Provides a small set of functions for manipulating and validating different types of index files. Provides the dispatch function for the index tool.

__init__.py

Provides general low-level objects, like the MiModD version identifier and Exception subclasses, for use by other modules.

iterx.py

Provides some low-level generator/iterator objects.

__main__.py

The mimodd command line parser.

plotters.py

Intended to be a collection of all code related to producing graphical output. Currently, provides the plotting functionality offered by the map tool.

pybcftools.py

Defines a bcfViewer class, and a view function to instantiate it, as a Python interface to the bcftools view command. This interface is used by the pyvcf module to treat bcf files the same way as vcf files.

pysamtools.py

A collection of wrappers that provide a functional programming interface for csamtools. Currently, MiModD uses a pysam core for iterator-based access to reads in SAM/BAM format, but all other subprocess-based calls to samtools are routed through this module. Most functions defined here have the same name as the corresponding samtools subcommand, but they typically provide extra functionality (e.g., support for additional file formats or error handling).

pyvcf.py

Provides an object-oriented interface for manipulating data in the vcf format. Used throughout the package to read and write vcf files.

samheader.py

Provides a Header class as an object representation of a SAM format header, which is used widely throughout the package. The module also defines the sam_header function, which underlies the header command line tool and which generates and returns a Header instance. The cat function defined here is a high-level wrapper around pysamtools.cat with additional header management, which is used by the snap module when merging aligned reads files in batch mode.

sanitize.py

An in-development module for sanitizing different file formats to ensure compatibility with MiModD. Currently accessible as the sanitize tool, its only implemented functionality is to sanitize fasta files.

snap.py

The package’s wrapper around the SNAP aligner.
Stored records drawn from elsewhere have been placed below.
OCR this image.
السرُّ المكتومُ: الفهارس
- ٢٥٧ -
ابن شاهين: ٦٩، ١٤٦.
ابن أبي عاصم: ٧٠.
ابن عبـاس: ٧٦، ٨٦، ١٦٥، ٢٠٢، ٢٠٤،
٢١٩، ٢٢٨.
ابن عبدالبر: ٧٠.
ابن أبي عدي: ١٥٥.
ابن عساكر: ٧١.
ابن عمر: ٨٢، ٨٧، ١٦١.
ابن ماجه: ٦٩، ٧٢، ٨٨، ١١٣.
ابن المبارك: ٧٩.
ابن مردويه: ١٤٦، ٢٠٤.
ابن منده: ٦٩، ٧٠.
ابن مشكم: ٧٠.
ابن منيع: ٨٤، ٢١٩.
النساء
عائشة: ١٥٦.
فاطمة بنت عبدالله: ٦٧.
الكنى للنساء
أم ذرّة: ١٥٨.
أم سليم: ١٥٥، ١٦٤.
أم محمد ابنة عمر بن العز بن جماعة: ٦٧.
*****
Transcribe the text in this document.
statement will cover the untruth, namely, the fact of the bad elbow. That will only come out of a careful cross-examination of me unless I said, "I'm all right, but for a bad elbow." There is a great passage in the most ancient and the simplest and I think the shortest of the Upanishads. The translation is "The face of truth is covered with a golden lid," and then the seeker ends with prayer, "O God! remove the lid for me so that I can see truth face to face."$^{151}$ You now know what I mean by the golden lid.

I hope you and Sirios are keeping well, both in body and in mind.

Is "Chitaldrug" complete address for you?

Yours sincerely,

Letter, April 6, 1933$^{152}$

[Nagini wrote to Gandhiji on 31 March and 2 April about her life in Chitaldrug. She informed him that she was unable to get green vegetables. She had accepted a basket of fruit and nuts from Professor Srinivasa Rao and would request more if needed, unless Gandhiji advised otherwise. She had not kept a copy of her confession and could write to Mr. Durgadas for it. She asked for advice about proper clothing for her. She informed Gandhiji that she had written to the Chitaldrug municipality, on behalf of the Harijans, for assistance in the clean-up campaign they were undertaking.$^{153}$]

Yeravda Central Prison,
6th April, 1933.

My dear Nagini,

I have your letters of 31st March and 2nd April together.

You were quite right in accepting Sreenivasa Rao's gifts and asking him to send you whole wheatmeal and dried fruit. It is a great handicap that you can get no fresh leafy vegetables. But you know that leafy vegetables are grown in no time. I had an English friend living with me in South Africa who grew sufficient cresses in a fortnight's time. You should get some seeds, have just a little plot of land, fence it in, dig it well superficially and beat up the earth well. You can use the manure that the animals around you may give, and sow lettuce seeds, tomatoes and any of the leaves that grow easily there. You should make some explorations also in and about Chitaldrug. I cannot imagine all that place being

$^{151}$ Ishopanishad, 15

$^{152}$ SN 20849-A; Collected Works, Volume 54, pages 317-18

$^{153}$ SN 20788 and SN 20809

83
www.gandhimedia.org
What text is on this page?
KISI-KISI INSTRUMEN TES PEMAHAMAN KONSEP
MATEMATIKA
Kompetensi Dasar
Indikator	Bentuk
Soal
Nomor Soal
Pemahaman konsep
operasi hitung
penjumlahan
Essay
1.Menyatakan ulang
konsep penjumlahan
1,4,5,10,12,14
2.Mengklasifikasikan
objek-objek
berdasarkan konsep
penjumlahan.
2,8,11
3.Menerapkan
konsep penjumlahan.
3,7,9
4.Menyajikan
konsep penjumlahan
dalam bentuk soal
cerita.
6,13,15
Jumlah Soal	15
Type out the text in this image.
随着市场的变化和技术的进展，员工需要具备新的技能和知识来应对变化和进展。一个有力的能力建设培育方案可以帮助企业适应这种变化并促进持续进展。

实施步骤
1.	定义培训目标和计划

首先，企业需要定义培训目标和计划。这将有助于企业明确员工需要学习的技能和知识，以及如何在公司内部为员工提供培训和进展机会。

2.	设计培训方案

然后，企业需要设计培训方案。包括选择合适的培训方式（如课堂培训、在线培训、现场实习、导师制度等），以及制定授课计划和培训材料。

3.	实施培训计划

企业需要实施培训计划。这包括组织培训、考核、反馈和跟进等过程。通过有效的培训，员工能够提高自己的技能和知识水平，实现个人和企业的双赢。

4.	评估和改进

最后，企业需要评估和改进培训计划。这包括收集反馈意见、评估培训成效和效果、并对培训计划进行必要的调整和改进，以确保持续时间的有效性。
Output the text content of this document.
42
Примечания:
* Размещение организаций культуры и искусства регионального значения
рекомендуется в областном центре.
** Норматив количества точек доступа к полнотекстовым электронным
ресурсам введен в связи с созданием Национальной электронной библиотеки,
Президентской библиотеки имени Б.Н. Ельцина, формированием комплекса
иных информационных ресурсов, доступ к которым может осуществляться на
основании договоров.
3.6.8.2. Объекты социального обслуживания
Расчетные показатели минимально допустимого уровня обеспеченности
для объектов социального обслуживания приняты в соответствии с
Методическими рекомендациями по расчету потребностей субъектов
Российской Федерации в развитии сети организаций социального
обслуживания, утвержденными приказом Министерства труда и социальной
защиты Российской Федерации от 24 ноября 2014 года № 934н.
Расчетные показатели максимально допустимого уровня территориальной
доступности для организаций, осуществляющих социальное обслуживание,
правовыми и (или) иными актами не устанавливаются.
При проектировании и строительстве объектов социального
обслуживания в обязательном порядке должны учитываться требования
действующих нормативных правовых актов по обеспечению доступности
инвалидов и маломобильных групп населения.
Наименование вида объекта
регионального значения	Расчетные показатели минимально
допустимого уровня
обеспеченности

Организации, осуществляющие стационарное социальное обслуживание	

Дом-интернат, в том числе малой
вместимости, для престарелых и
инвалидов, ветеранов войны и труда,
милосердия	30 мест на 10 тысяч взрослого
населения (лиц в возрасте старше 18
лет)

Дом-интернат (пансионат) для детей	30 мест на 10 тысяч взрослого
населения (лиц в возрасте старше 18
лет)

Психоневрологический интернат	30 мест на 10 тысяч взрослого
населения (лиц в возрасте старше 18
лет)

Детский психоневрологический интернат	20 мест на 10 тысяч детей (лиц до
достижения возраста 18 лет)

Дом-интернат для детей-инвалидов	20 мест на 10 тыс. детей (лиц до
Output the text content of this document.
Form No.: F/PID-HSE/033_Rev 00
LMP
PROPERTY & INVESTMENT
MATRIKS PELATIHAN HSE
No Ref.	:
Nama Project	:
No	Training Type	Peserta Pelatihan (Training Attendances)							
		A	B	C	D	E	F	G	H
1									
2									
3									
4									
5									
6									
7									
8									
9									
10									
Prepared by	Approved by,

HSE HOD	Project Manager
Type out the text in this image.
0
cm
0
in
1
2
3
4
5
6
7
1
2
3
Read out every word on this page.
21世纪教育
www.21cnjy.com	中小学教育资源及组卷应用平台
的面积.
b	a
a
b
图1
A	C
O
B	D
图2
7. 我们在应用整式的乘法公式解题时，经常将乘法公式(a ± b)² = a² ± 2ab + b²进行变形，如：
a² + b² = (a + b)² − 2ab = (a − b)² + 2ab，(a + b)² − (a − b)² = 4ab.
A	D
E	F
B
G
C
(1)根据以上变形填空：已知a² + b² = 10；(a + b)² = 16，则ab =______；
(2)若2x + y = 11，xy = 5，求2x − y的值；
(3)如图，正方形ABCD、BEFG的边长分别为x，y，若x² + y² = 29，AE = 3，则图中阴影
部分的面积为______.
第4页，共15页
This module is used by the snap, snap-batch and index (for building snap reference genome indices) command line tools.

stats_base.py

Contains a Python implementation of Fisher’s exact test (right-sided version only) used by the deletion_calling module and a hexbin function used by the NacreousMap engine to pool data points in scatter plots.

tmpfiles.py

The functions defined here are used throughout the package to obtain unique names for temporary files and hardlinks during temporary file management and to ensure proper temporary data cleanup when tool runs get interrupted.

upgrade.py

This is the code underlying the upgrade tool.

variant_annotation.py

The implementation of the annotate tool. The main function of the module (called when the command line tool is run) is annotate, which is responsible for generating the annotated variant report. It uses the affected_genes function, which, in turn, relies on snpeff_effects, to parse a vcf file with annotations generated by SnpEff. The snpeff function provides a Python interface to command line calls of SnpEff for variant annotation and get_installed_snpeff_genomes is the function called by the snpeff-genomes command line tool. The remaining SnpEff-related functions in the module are lower-level functions used by snpeff and get_installed_snpeff_genomes to query the SnpEff installation for installed genome files.

variant_calling.py

The module provides a functional interface for variant calling, postprocessing of and generating summary statistics for variant call files. Its varcall function implements parallel variant calling using samtools/bcftools and the multiallelic calling model introduced with samtools version 1.0. The varextract function, underlying the command line tool with the same name, extracts variant sites from BCF input generated by varcall and reports them in vcf format. The function get_coverage_from_vcf generates the simple by-chromosome coverage report of the covstats tool.

vcf_filter.py

The module provides the implementation of the vcf-filter command line tool. Its single function filter parses its arguments to construct an appropriate call to the filter method of a pyvcf.VCFReader object, then writes out the pyvcf.VCFEntry objects returned by the method.